The risk factors for this type of sleep apnea include:

  • Being a male: Central sleep apnea is more common in men than women.
  • Being older: Both middle-aged and older people have a high risk of central sleep apnea.
  • Stroke: Being a stroke patient can increase the risk of central sleep apnea.

What are the Complications that come with Obstructive Sleep Apnea?

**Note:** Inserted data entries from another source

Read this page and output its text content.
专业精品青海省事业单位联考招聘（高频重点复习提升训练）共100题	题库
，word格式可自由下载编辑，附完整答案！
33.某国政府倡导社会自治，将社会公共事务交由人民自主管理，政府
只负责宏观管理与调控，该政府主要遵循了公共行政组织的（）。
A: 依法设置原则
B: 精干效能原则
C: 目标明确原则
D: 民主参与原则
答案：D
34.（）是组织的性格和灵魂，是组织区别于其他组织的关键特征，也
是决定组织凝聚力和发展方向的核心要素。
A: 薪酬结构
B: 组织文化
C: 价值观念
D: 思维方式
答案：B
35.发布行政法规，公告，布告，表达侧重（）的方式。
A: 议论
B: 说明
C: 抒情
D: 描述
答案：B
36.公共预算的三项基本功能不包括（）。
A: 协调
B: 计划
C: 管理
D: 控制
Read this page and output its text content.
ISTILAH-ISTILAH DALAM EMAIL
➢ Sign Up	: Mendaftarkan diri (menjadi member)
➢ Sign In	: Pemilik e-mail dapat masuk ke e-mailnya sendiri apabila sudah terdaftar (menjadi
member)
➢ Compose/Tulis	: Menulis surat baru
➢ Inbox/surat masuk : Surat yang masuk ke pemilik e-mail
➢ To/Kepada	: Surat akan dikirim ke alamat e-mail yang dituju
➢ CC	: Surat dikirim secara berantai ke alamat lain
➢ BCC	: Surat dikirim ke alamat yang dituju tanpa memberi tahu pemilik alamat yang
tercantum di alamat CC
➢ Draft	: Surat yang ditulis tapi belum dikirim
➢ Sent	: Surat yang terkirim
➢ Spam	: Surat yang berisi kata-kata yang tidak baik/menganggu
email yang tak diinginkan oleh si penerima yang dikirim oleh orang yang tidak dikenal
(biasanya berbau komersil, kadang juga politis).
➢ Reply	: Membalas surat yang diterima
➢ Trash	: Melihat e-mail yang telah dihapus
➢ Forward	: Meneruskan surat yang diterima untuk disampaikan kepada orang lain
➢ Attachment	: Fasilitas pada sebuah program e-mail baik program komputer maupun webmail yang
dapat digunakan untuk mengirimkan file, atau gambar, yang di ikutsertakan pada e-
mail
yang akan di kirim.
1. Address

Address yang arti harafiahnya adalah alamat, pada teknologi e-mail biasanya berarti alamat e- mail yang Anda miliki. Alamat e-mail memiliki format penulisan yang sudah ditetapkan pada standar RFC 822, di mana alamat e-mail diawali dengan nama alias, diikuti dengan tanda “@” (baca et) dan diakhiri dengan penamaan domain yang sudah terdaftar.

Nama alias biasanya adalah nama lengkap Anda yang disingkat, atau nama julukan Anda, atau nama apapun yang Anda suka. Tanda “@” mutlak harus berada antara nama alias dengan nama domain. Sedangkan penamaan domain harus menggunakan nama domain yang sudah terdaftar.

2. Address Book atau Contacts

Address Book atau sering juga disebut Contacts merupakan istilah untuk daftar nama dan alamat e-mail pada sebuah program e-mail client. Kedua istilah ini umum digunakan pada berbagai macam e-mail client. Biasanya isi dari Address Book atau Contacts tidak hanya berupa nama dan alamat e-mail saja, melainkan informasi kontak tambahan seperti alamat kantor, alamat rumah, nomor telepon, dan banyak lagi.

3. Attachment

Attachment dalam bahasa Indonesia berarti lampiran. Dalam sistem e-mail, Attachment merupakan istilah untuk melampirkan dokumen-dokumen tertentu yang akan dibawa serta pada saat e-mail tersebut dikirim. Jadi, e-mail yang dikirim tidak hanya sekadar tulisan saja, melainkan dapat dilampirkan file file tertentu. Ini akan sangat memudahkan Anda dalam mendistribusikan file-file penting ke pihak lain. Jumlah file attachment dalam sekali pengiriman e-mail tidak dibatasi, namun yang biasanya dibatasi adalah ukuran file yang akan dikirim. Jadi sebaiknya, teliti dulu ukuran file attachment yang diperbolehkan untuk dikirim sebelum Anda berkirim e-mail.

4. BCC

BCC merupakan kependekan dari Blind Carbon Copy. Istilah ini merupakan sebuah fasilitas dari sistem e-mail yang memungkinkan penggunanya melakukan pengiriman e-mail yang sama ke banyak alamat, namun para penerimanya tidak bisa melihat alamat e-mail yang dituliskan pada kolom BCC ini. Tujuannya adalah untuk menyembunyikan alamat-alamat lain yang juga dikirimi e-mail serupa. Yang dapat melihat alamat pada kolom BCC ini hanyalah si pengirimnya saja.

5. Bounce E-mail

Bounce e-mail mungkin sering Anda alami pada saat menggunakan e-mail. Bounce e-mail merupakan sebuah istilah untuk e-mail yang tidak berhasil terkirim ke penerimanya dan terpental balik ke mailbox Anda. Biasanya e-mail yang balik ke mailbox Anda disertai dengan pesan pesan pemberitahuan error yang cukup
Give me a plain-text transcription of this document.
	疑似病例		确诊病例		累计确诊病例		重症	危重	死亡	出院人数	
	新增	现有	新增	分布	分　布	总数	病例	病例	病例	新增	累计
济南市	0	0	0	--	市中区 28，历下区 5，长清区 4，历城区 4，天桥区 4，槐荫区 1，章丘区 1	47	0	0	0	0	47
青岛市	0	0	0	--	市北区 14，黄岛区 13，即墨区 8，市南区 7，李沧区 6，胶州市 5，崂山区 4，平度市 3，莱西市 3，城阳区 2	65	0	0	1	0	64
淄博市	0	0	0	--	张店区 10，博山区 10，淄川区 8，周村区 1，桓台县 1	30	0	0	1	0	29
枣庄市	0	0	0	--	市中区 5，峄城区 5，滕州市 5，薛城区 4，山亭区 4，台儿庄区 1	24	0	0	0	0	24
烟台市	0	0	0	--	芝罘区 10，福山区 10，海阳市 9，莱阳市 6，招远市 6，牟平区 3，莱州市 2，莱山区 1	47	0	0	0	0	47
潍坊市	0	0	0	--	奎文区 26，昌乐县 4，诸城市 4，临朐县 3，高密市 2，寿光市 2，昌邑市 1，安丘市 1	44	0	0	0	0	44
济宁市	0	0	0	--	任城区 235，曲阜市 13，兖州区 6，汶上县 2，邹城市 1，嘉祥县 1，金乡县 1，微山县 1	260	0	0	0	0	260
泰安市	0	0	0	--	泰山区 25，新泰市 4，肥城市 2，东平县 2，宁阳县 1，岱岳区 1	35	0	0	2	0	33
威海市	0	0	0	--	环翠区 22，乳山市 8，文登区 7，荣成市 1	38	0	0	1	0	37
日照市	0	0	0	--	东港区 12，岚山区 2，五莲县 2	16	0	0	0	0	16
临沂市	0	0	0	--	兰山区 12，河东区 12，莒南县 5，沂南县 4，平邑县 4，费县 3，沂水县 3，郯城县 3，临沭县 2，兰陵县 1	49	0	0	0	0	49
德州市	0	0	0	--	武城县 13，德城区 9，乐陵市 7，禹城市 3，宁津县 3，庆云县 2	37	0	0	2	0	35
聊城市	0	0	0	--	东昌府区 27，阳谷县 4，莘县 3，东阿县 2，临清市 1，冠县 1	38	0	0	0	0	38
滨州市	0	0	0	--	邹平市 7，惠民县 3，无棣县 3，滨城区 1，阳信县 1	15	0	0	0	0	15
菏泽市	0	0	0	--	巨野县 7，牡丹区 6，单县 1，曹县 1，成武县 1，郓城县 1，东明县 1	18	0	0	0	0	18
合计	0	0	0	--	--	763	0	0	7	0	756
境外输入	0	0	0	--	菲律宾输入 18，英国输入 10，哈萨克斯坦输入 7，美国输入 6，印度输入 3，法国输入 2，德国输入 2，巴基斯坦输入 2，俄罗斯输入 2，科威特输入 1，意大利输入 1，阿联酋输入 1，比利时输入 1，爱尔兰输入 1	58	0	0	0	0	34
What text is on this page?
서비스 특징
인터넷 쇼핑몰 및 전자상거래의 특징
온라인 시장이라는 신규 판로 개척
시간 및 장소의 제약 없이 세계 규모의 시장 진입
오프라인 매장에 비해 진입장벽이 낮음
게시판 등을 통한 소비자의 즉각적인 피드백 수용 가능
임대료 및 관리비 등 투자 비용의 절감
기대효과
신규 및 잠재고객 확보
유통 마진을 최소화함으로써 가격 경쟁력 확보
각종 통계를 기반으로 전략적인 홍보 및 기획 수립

Sleep apnea is a severe medical condition. Complications of Obstructive Sleep Apnea can include:

  • High blood pressure or heart problems: Sudden oxygen levels drop during OSA increases blood pressure and strains the cardiovascular system. As a result, having Obstructive Sleep Apnea increases your risk of high blood pressure.

Obstructive Sleep Apnea might also increase the risk of stroke, recurrent heart attack, and irregular heartbeats, such as atrial fibrillation. In addition, if you are nursing heart disease, multiple episodes of low blood oxygen (hypoxia or hypoxemia) can lead to sudden death from an irregular heartbeat.

  • Daytime sleepiness/fatigue. As you are waking up at intervals is associated with sleep apnea, making restorative sleep impossible, and causing daytime drowsiness, fatigue, and irritability.

You might have trouble concentrating and falling asleep at work while watching TV or driving. People with severe sleep apnea have an increased risk of motor vehicles and workplace accidents.

You might also feel hot-tempered, moody, or depressed. In addition, children with sleep apnea might perform poorly in school.

  • Type 2 diabetes. Sleep apnea increases the risk of developing insulin resistance or type 2 diabetes.
  • Metabolic syndrome. This sleep disorder, which includes increased abnormal cholesterol levels, blood pressure, increased waist circumference, and high blood sugar, is linked to a higher risk of heart disease.
  • Complications with medications and surgery. Obstructive sleep apnea syndrome is also concerned with specific medication and general anesthesia. In addition, people with sleep apnea are likely to have health complications after surgery because they are prone to breathing problems.


Loud snoring can indicate a severe sleep apnea problem, but not everyone with mild sleep apnea snores. Talk to your sleep specialist if you have symptoms of severe sleep apnea. Also, ask your sleep specialist about any sleep problem that leaves you tired, sleepy, and irritable. 

You may also need to learn how to use other treatment options like the continuous positive airway pressure (CPAP) machine to ease you when sleeping at night. Meanwhile, your doctor will determine the type of continuous positive airway pressure machine best for your sleep apnea problems and restore your normal sleep.